Date: March 13, 2015

(signed) Billy C. Duvall

Billy C. Duvall, Chief Financial Officer

Exhibit 32.1

CERTIFICATION PURSUANT TO

18 U.S.C SECTION 1350, AS ADOPTED

PURSUANT TO SECTION 906 OF THE

SARBANES-OXLEY ACT OF 2002

In connection with the Annual Report of HopFed Bancorp, Inc. (the “Company”) on

Form 10-K for the period ending December 31, 2014 as filed with the Securities and

Exchange Commission on the date hereof (the “Report”), I, John E. Peck, Chief Executive

Officer of the Company, certify, pursuant to 18 U.S.C. Section 1350, as adopted pursuant

to Section 906 of the Sarbanes-Oxley Act of 2002, that:

 

  1) The Report fully complies with the requirements of section 13(a) or 15 (d) of the Securities Exchange Act of 1934; and

 

  2) The information contained in the Report fairly presents, in all material respects, the financial condition and the results of operations of the Company.

Date: March 13, 2015

 

(signed) John E. Peck

John E. Peck, Chief Executive Officer

A signed original of this written statement required by Section 906 has been provided to HopFed Bancorp, Inc. and will be retained by HopFed Bancorp, Inc. and furnished to the Securities and Exchange Commission or its staff upon request.

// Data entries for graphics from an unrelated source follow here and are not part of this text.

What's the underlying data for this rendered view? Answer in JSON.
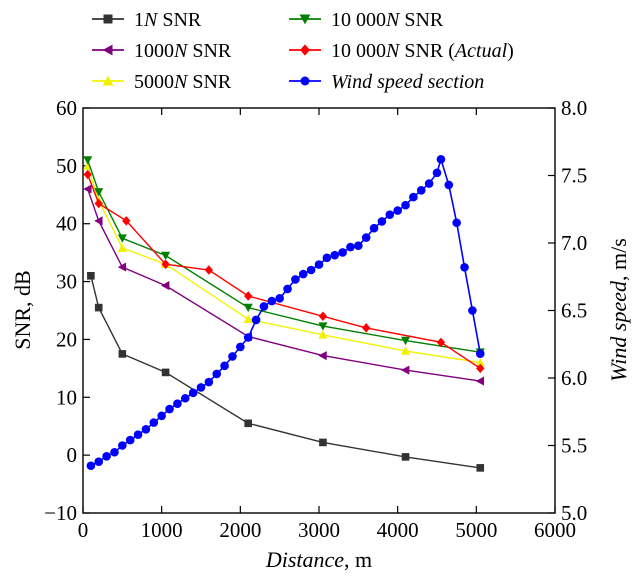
{
  "chart_data": {
    "type": "line",
    "title": "",
    "xlabel": {
      "italic": "Distance",
      "unit": ", m"
    },
    "ylabel_left": "SNR, dB",
    "ylabel_right": {
      "italic": "Wind speed",
      "unit": ", m/s"
    },
    "xlim": [
      0,
      6000
    ],
    "ylim_left": [
      -10,
      60
    ],
    "ylim_right": [
      5.0,
      8.0
    ],
    "x_ticks": [
      "0",
      "1000",
      "2000",
      "3000",
      "4000",
      "5000",
      "6000"
    ],
    "y_ticks_left": [
      "−10",
      "0",
      "10",
      "20",
      "30",
      "40",
      "50",
      "60"
    ],
    "y_ticks_right": [
      "5.0",
      "5.5",
      "6.0",
      "6.5",
      "7.0",
      "7.5",
      "8.0"
    ],
    "grid": false,
    "legend_position": "top",
    "series": [
      {
        "name": "1N SNR",
        "legend": {
          "pre": "1",
          "it": "N",
          "post": " SNR"
        },
        "axis": "left",
        "color": "#333333",
        "marker": "square",
        "x": [
          100,
          200,
          500,
          1050,
          2100,
          3050,
          4100,
          5050
        ],
        "y": [
          31,
          25.5,
          17.5,
          14.3,
          5.5,
          2.2,
          -0.3,
          -2.2
        ]
      },
      {
        "name": "1000N SNR",
        "legend": {
          "pre": "1000",
          "it": "N",
          "post": " SNR"
        },
        "axis": "left",
        "color": "#800080",
        "marker": "triangle-left",
        "x": [
          60,
          200,
          500,
          1050,
          2100,
          3050,
          4100,
          5050
        ],
        "y": [
          46,
          40.5,
          32.5,
          29.3,
          20.5,
          17.2,
          14.7,
          12.8
        ]
      },
      {
        "name": "5000N SNR",
        "legend": {
          "pre": "5000",
          "it": "N",
          "post": " SNR"
        },
        "axis": "left",
        "color": "#f2f200",
        "marker": "triangle-up",
        "x": [
          60,
          200,
          500,
          1050,
          2100,
          3050,
          4100,
          5050
        ],
        "y": [
          50,
          44,
          35.8,
          33,
          23.5,
          20.8,
          18,
          16
        ]
      },
      {
        "name": "10000N SNR",
        "legend": {
          "pre": "10 000",
          "it": "N",
          "post": " SNR"
        },
        "axis": "left",
        "color": "#008000",
        "marker": "triangle-down",
        "x": [
          60,
          200,
          500,
          1050,
          2100,
          3050,
          4100,
          5050
        ],
        "y": [
          51,
          45.5,
          37.5,
          34.5,
          25.5,
          22.3,
          19.8,
          17.8
        ]
      },
      {
        "name": "10000N SNR (Actual)",
        "legend": {
          "pre": "10 000",
          "it": "N",
          "post": " SNR (",
          "it2": "Actual",
          "post2": ")"
        },
        "axis": "left",
        "color": "#ff0000",
        "marker": "diamond",
        "x": [
          60,
          200,
          550,
          1050,
          1600,
          2100,
          3050,
          3600,
          4550,
          5050
        ],
        "y": [
          48.5,
          43.5,
          40.5,
          33,
          32,
          27.5,
          24,
          22,
          19.5,
          15
        ]
      },
      {
        "name": "Wind speed section",
        "legend": {
          "it": "Wind speed section"
        },
        "axis": "right",
        "color": "#0000ff",
        "marker": "circle",
        "x": [
          100,
          200,
          300,
          400,
          500,
          600,
          700,
          800,
          900,
          1000,
          1100,
          1200,
          1300,
          1400,
          1500,
          1600,
          1700,
          1800,
          1900,
          2000,
          2100,
          2200,
          2300,
          2400,
          2500,
          2600,
          2700,
          2800,
          2900,
          3000,
          3100,
          3200,
          3300,
          3400,
          3500,
          3600,
          3700,
          3800,
          3900,
          4000,
          4100,
          4200,
          4300,
          4400,
          4500,
          4550,
          4650,
          4750,
          4850,
          4950,
          5050
        ],
        "y": [
          5.35,
          5.38,
          5.42,
          5.45,
          5.5,
          5.54,
          5.58,
          5.62,
          5.67,
          5.72,
          5.77,
          5.81,
          5.85,
          5.89,
          5.93,
          5.97,
          6.03,
          6.09,
          6.16,
          6.23,
          6.3,
          6.43,
          6.53,
          6.57,
          6.59,
          6.66,
          6.73,
          6.77,
          6.8,
          6.84,
          6.89,
          6.91,
          6.93,
          6.97,
          6.98,
          7.04,
          7.11,
          7.16,
          7.21,
          7.24,
          7.28,
          7.34,
          7.39,
          7.44,
          7.52,
          7.62,
          7.43,
          7.15,
          6.82,
          6.5,
          6.18
        ]
      }
    ]
  }
}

The information furnished herein shall not be deemed to be filed for purposes of Section 18 of the Securities Exchange Act of 1934, nor shall it be deemed incorporated by reference in any filing under the Securities Act of 1933.

Exhibit 32.2

CERTIFICATION PURSUANT TO

18 U.S.C SECTION 1350, AS ADOPTED

PURSUANT TO SECTION 906 OF THE

SARBANES-OXLEY ACT OF 2002

In connection with the Annual Report of HopFed Bancorp, Inc. (the “Company”) on

Form 10-K for the period ending December 31, 2014 as filed with the Securities and

Exchange Commission on the date hereof (the “Report”), I, Billy C. Duvall, Chief

Financial Officer of the Company, certify, pursuant to 18 U.S.C. Section 1350, as

adopted pursuant to Section 906 of the Sarbanes-Oxley Act of 2002, that:

 

  1) The Report fully complies with the requirements of section 13(a) or 15 (d) of the Securities Exchange Act of 1934; and

 

  2) The information contained in the Report fairly presents, in all material respects, the financial condition and the results of operations of the Company.

Date: March 13, 2015

 

(signed) Billy C. Duvall

Billy C. Duvall, Chief Financial Officer

A signed original of this written statement required by Section 906 has been provided to HopFed Bancorp, Inc. and will be retained by HopFed Bancorp, Inc. and furnished to the Securities and Exchange Commission or its staff upon request. The information furnished herein shall not be deemed to be filed for purposes of Section 18 of the Securities Exchange Act of 1934, nor shall it be deemed incorporated by reference in any filing under the Securities Act of 1933.